MongoDB supports horizontal scaling through sharding.
MongoDb Query:
- Find : to find a record. Ex: db.people.find(); //return all items from the collection.
- _id : Server require unique identifier key aka PRIMARY key. If you don’t pass it it be automatically created and inserted.
- Insert : db.people.insert({“name”: “hitesh”});
- BSON: Fundamental record type for MDB.
- CURD: Create, Read, Update, Delete. In MDB terminology Insert, Find, Update , Remove.
- FindOne: db.people.findOne();//return only one document.
- $gt, $lt, $gte, $lte: db.scores.find ({score: {$gte: 95, $lte: 98}});//filter the document between 95- 98.
- Regex: You can query the document in regex(“like” if you are coming from SQL) style. Ex: db.people.find({name: {$regex: “a”}}); // return all the names which has a in them. Tend not to be optimized.
- $or, $and: is prefix operator. Filter the documents before running query.Ex : db.people.find({$or : [{name: {$regex: “e$”}},{age: {$exists: true}}} ]}); //either matches name OR age criteria.
- $in, $all : Matches any item that matches the criteria. Ex: db.accounts.find({favorites : {$all: [“pretzels”, “beer”]}});//return all items that have beer or pretzels in them as favorite(in any order).
- DOT operator: To reach inside of embedded field. Ex: db.users.find(“email.work”: “hitesh@gmail.com”);//Search for email which as type of work and id as “hitesh@gmail.com”.
- Count: If you want to count the number of items in MDB. You can use: db.scores.count({type: “exam”}); // 1000
- $push,$pop,$pull,$pushAll:
- Upsert : if there is no such item in the document. It will insert it. (this is equivalent to if exist then update or insert)Ex: db.people.update({name: “George”},{$set: {age:40}}, {upsert :true);
Mongoose :
Mongoose is ODM (Object Data Modeling) tool for MongoDB. It takes away all the boilerplate data validation code . It is built on node.js driver.
What is Aggregate ?
Aggregations operations process data records and return computed results. Aggregation operations group values from multiple documents together, and can perform a variety of operations on the grouped data to return a single result. MongoDB provides three ways to perform aggregation: the aggregation pipeline, themap-reduce function, and single purpose aggregation methods.
Aggregation Pipeline
MongoDB’s aggregation framework is modeled on the concept of data processing pipelines.
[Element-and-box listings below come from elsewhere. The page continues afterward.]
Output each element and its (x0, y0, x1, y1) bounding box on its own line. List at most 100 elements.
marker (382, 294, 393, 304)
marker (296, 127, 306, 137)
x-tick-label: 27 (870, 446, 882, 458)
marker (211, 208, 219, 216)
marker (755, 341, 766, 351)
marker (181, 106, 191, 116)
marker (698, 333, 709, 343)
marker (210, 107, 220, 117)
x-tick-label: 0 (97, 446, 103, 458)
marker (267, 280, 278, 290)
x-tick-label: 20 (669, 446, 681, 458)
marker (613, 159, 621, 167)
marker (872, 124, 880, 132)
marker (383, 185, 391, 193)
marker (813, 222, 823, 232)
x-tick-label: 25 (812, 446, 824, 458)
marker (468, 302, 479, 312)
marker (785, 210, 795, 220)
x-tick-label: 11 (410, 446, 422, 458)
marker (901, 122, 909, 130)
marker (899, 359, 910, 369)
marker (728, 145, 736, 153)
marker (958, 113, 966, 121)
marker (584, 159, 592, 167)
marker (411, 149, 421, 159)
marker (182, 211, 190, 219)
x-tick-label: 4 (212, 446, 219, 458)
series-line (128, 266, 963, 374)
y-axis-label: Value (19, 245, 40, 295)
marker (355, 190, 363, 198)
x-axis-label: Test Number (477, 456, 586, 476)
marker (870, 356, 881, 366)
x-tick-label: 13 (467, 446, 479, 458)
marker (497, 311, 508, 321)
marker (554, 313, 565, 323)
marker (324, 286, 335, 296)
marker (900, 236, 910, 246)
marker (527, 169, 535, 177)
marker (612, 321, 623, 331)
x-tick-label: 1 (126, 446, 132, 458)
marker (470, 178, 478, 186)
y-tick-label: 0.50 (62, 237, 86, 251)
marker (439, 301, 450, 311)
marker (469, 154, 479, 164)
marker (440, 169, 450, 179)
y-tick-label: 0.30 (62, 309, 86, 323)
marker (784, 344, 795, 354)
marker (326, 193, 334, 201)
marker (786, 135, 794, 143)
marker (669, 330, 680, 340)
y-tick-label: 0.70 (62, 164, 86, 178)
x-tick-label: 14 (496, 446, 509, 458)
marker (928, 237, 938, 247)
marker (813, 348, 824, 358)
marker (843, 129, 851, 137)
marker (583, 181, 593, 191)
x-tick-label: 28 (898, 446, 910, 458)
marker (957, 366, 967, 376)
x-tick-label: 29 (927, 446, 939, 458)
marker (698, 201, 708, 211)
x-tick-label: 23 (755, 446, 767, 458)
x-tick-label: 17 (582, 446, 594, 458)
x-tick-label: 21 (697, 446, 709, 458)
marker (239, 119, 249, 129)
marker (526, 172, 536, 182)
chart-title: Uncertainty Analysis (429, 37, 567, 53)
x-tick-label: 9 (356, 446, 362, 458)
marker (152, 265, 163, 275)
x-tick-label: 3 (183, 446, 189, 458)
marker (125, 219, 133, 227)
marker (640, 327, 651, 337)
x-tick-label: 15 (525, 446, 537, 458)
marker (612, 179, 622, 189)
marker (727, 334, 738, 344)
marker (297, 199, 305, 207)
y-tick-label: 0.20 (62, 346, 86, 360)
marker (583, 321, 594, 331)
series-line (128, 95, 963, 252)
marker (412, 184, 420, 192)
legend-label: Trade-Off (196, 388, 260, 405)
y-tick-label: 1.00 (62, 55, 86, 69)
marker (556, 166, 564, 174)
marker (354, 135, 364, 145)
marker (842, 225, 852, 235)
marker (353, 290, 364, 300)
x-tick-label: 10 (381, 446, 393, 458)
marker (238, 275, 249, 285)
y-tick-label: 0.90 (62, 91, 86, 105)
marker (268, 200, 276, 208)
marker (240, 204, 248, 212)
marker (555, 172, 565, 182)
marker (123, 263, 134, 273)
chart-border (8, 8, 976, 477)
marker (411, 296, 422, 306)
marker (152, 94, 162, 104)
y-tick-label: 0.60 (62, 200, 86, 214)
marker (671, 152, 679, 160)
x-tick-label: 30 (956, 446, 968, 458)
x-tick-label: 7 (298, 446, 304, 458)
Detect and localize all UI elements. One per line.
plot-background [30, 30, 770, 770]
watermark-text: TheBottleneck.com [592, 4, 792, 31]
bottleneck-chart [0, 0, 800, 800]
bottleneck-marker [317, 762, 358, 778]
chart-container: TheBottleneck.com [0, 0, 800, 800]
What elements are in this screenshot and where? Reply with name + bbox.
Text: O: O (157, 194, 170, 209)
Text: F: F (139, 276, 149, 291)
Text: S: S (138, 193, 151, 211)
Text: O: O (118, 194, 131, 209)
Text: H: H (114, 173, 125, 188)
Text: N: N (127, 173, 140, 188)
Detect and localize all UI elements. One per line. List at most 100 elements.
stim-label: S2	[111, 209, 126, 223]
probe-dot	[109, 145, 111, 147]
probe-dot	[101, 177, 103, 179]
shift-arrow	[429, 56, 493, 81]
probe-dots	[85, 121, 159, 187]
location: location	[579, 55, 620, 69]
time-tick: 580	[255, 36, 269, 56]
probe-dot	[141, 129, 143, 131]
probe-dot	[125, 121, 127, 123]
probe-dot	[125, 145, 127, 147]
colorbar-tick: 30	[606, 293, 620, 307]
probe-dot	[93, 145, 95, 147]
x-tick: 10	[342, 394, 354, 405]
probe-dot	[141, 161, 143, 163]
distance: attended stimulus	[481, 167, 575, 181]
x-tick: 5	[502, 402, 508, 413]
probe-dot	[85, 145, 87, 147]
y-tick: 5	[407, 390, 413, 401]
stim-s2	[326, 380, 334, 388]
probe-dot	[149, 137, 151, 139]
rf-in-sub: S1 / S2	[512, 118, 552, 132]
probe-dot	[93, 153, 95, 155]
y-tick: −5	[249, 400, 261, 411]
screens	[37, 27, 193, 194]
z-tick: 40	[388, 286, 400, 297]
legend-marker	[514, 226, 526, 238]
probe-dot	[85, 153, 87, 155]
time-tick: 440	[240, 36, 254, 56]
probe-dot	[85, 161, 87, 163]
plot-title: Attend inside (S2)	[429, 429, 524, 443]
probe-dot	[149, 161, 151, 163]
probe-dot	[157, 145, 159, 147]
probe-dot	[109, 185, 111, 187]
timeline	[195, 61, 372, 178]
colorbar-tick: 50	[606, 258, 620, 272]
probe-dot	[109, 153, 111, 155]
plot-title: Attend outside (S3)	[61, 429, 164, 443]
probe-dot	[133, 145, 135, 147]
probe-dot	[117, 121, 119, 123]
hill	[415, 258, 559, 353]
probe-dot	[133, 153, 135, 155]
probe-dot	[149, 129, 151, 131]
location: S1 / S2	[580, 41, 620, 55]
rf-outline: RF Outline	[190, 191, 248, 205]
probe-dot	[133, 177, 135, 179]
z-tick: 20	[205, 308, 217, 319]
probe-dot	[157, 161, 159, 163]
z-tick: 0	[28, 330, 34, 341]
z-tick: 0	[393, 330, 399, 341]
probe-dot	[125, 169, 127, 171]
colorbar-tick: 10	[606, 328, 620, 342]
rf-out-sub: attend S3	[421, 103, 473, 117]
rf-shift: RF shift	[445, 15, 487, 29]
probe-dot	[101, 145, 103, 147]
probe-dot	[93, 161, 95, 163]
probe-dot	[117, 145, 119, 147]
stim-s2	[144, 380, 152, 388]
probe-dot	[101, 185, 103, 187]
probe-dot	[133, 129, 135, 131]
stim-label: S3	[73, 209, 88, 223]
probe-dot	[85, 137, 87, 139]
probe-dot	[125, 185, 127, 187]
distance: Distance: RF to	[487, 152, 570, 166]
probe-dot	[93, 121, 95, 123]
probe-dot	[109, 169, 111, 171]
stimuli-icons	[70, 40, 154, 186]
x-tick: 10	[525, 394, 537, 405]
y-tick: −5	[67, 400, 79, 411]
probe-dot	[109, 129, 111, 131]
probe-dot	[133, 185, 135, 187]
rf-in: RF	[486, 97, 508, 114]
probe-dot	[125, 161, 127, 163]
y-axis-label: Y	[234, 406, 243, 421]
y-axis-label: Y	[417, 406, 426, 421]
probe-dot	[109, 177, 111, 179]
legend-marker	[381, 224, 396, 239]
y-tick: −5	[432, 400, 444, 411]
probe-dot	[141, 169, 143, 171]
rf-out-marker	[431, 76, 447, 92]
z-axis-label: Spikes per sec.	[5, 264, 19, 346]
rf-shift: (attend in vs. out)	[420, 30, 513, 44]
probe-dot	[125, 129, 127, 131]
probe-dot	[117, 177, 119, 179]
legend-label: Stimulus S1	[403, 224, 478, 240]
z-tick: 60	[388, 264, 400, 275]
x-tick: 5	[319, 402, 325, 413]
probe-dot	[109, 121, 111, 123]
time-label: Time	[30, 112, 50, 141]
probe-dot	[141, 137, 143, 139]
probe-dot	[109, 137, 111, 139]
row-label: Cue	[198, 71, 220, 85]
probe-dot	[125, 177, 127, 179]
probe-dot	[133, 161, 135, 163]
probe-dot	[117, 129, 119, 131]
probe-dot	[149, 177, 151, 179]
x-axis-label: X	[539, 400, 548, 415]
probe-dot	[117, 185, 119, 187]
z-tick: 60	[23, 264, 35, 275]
Documents enter a multi-stage pipeline that transforms the documents into an aggregated result.
The most basic pipeline stages provide filters that operate like queries and document transformations that modify the form of the output document.
Other pipeline operations provide tools for grouping and sorting documents by specific field or fields as well as tools for aggregating the contents of arrays, including arrays of documents. In addition, pipeline stages can use operators for tasks such as calculating the average or concatenating a string.
The pipeline provides efficient data aggregation using native operations within MongoDB, and is the preferred method for data aggregation in MongoDB.
The aggregation pipeline can operate on a sharded collection.
The aggregation pipeline can use indexes to improve its performance during some of its stages. In addition, the aggregation pipeline has an internal optimization phase. See Pipeline Operators and Indexes andAggregation Pipeline Optimization for details.